Vivere con una condizione di decadimento cognitivo: spesso pensiamo che sia una strada verso il vuoto, un "deserto" di perdite. Eppure, al Meeting di Rimini, è emersa una domanda radicale: una persona è definita dalla sua malattia?
La demenza, pur segnando profondamente, non cancella il "nocciolo costitutivo" dell'individuo. Si può e si deve costruire una strada di speranza, fatta di relazioni e ambienti che abbracciano la vita.
La prevenzione: una sfida per tutti
Ma non è solo una questione di cura. La professoressa Patrizia Mecocci, direttrice della Struttura Complessa di Geriatria all'Università di Perugia, ha portato una ventata di speranza parlando di prevenzione.
Le previsioni sono preoccupanti: si prevede che ci saranno quasi 140 milioni di persone con decadimento cognitivo entro il 2050 a livello mondiale, a causa dell'invecchiamento della popolazione. Nuovi farmaci ci sono, ma possono aiutare solo una piccola parte dei malati.
La soluzione, per fortuna, non sta solo in una pillola. Alcuni studi hanno già dimostrato che il numero di nuovi casi di demenza in Gran Bretagna sta diminuendo. Questo risultato è collegato a uno stile di vita migliore, che include meno fumo e alcol, una dieta più sana e più attività fisica. La demenza non è figlia di una singola causa, ma di tante concause legate anche a come viviamo.
Quasi la metà dei casi di decadimento cognitivo potrebbe essere prevenuta agendo su 14 fattori di rischio. Questi non sono solo aspetti strettamente fisici, ma anche sociali: la solitudine, per esempio, aumenta il rischio. La prevenzione, quindi, non può essere solo una responsabilità individuale. La società stessa deve aiutare le persone a vivere in modo sano, offrendo cibo di qualità a prezzi accessibili o marciapiedi sicuri. I medici di base, poi, devono smettere di essere solo prescrittori di farmaci e diventare guide per uno stile di vita corretto
Oltre la diagnosi: la persona prima di tutto
Quando si riceve una diagnosi di demenza, l'attenzione si concentra subito su ciò che manca: la memoria che vacilla, il linguaggio che si fa più povero, il senso dell'orientamento che scompare. Ma questo, ci ha ricordato il professor Rabih Chattat, è solo una parte della storia. Accanto alle perdite, ci sono sempre abilità che restano intatte. Non sono "residue", ma "preservate", e sono la chiave per una vita più piena.
Un brano musicale, un tocco, l'odore di un cibo amato possono aprire una porta verso il mondo interiore di una persona, anche nelle fasi più avanzate. Se una figlia viene chiamata "mamma" dalla madre malata, forse non è un errore, ma un riconoscimento del profondo legame di cura che le unisce. L'identità di una persona si radica nella sua storia e nella sua personalità, che non scompaiono con la malattia.
I villaggi della memoria: una casa, non un ospedale
Perché confinare la persona che ha la demenza in un ambiente freddo, che sa di ospedale?
Marco Predazzi, fondatore della Fondazione Il Melo Onlus, ha denunciato come gli ambienti di cura tradizionali non siano pensati per una vita che può durare anni, ma piuttosto per anticipare una fine.
La risposta, secondo lui, sono i villaggi Alzheimer. Non una metafora, ma un'autentica possibilità. Si tratta di luoghi dove la vita non è scandita da rigidi orari di una struttura, ma dai ritmi personali dell'abitante. Le attività quotidiane, come cucinare o prendersi cura di un animale, diventano le vere terapie. L'animazione più efficace è quella della vita vera.

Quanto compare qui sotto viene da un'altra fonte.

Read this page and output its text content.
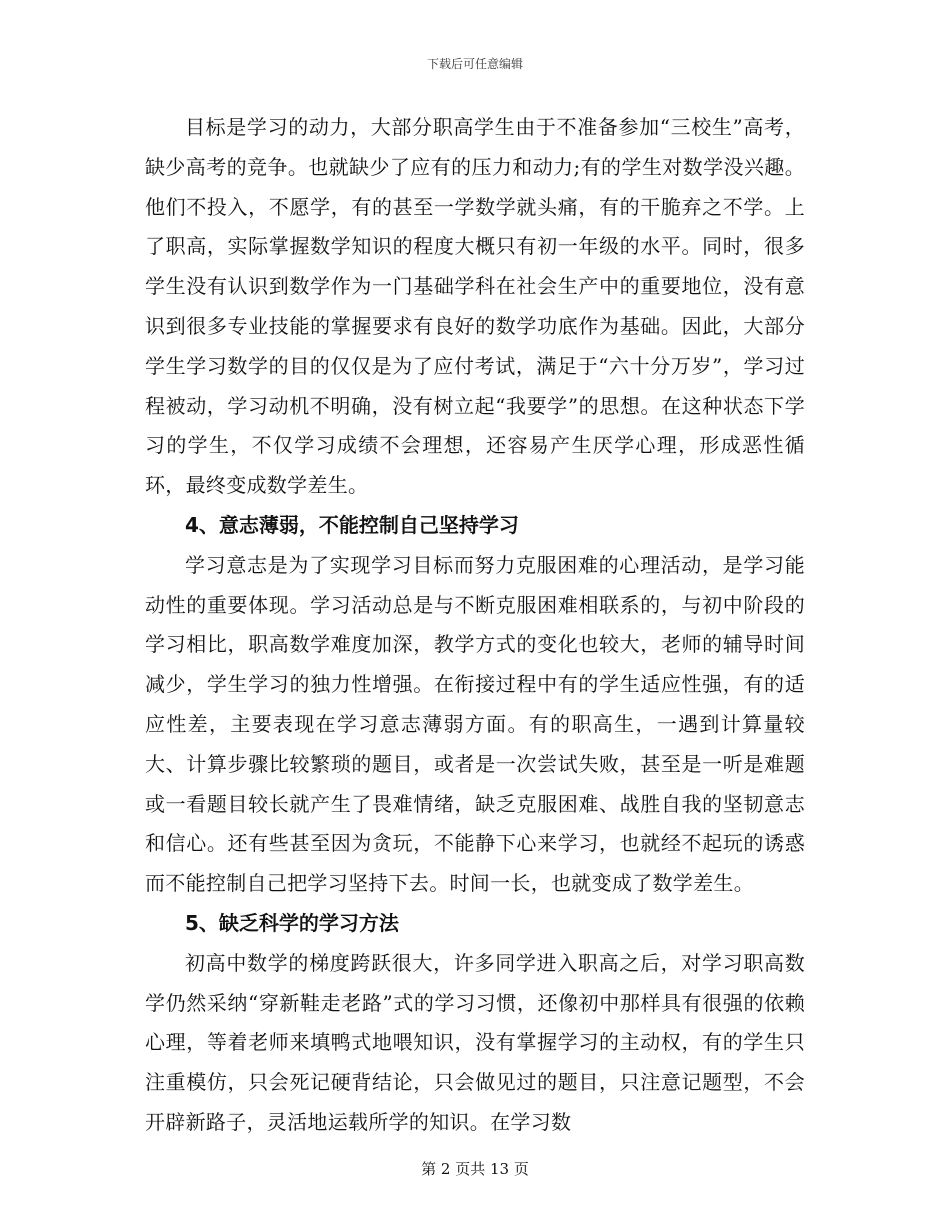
下载后可任意编辑

目标是学习的动力，大部分职高学生由于不准备参加“三校生”高考，缺少高考的竞争。也就缺少了应有的压力和动力;有的学生对数学没兴趣。他们不投入，不愿学，有的甚至一学数学就头痛，有的干脆弃之不学。上了职高，实际掌握数学知识的程度大概只有初一年级的水平。同时，很多学生没有认识到数学作为一门基础学科在社会生产中的重要地位，没有意识到很多专业技能的掌握要求有良好的数学功底作为基础。因此，大部分学生学习数学的目的仅仅是为了应付考试，满足于“六十分万岁”，学习过程被动，学习动机不明确，没有树立起“我要学”的思想。在这种状态下学习的学生，不仅学习成绩不会理想，还容易产生厌学心理，形成恶性循环，最终变成数学差生。

4、意志薄弱，不能控制自己坚持学习

学习意志是为了实现学习目标而努力克服困难的心理活动，是学习能动性的重要体现。学习活动总是与不断克服困难相联系的，与初中阶段的学习相比，职高数学难度加深，教学方式的变化也较大，老师的辅导时间减少，学生学习的独力性增强。在衔接过程中有的学生适应性强，有的适应性差，主要表现在学习意志薄弱方面。有的职高生，一遇到计算量较大、计算步骤比较繁琐的题目，或者是一次尝试失败，甚至是一听是难题或一看题目较长就产生了畏难情绪，缺乏克服困难、战胜自我的坚韧意志和信心。还有些甚至因为贪玩，不能静下心来学习，也就经不起玩的诱惑而不能控制自己把学习坚持下去。时间一长，也就变成了数学差生。

5、缺乏科学的学习方法

初高中数学的梯度跨跃很大，许多同学进入职高之后，对学习职高数学仍然采纳“穿新鞋走老路”式的学习习惯，还像初中那样具有很强的依赖心理，等着老师来填鸭式地喂知识，没有掌握学习的主动权，有的学生只注重模仿，只会死记硬背结论，只会做见过的题目，只注意记题型，不会开辟新路子，灵活地运载所学的知识。在学习数

第 2 页共 13 页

Sono molti i vantaggi di un ambiente che restituisce la vita:
- Ritorno alla quotidianità: La vita domestica sostituisce l'efficienza ospedaliera.

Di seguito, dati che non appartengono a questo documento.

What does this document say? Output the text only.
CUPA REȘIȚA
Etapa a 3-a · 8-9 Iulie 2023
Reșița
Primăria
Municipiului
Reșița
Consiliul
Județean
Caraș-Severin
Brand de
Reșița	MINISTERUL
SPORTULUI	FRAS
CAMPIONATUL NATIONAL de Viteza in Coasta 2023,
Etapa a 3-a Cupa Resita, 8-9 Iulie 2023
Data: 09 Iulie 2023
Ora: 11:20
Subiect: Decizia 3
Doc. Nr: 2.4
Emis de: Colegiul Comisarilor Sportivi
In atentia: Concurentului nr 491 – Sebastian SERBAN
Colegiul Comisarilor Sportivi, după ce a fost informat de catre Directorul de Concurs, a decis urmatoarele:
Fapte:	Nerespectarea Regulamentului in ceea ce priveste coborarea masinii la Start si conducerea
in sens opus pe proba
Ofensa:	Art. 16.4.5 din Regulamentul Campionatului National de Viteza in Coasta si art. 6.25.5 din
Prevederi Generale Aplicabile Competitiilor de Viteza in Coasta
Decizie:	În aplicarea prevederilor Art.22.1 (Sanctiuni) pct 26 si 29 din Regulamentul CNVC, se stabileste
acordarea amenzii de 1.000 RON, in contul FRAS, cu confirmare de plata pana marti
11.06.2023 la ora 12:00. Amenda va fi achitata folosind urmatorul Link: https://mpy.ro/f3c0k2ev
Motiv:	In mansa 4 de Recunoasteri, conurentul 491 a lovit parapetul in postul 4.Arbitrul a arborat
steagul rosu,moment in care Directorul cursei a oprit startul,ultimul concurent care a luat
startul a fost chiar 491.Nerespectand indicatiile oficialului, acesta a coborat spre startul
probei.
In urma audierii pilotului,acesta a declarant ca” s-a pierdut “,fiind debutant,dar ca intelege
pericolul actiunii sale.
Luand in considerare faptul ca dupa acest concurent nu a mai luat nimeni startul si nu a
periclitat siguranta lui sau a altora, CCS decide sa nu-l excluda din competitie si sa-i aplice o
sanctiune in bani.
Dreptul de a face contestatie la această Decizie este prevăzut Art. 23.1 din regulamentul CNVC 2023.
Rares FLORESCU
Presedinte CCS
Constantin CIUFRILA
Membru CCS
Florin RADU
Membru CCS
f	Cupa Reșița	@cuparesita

- Aree aperte e socialità: I villaggi sono integrati nel tessuto urbano, favorendo incontri con la comunità, come l'asilo nido o la scuola elementare.
- Cura personalizzata: Esistono soluzioni abitative diverse per le diverse fasi della malattia.
Operatori come "padroni di casa": Non più caposala, ma persone che gestiscono la casa come un'occasione terapeutica.
Una missione possibile: costruire una comunità amica
La sfida è enorme. L'isolamento e lo stigma possono aggravare gli effetti della malattia. Per questo, è fondamentale che la società diventi una comunità amica delle persone con demenza. La nostra reazione, anche un semplice gesto come quello di un barista, può fare la differenza.
Dopotutto, come hanno svelato le persone con demenza intervistate, vivere bene significa continuare a partecipare alla vita sociale e a sentirsi parte della comunità. Costruire "mattoni nuovi" significa abbracciare questa missione: dimostrare che avere la demenza non è la fine di tutto, ma una nuova strada da percorrere, dove la dignità e la speranza possono ancora fiorire.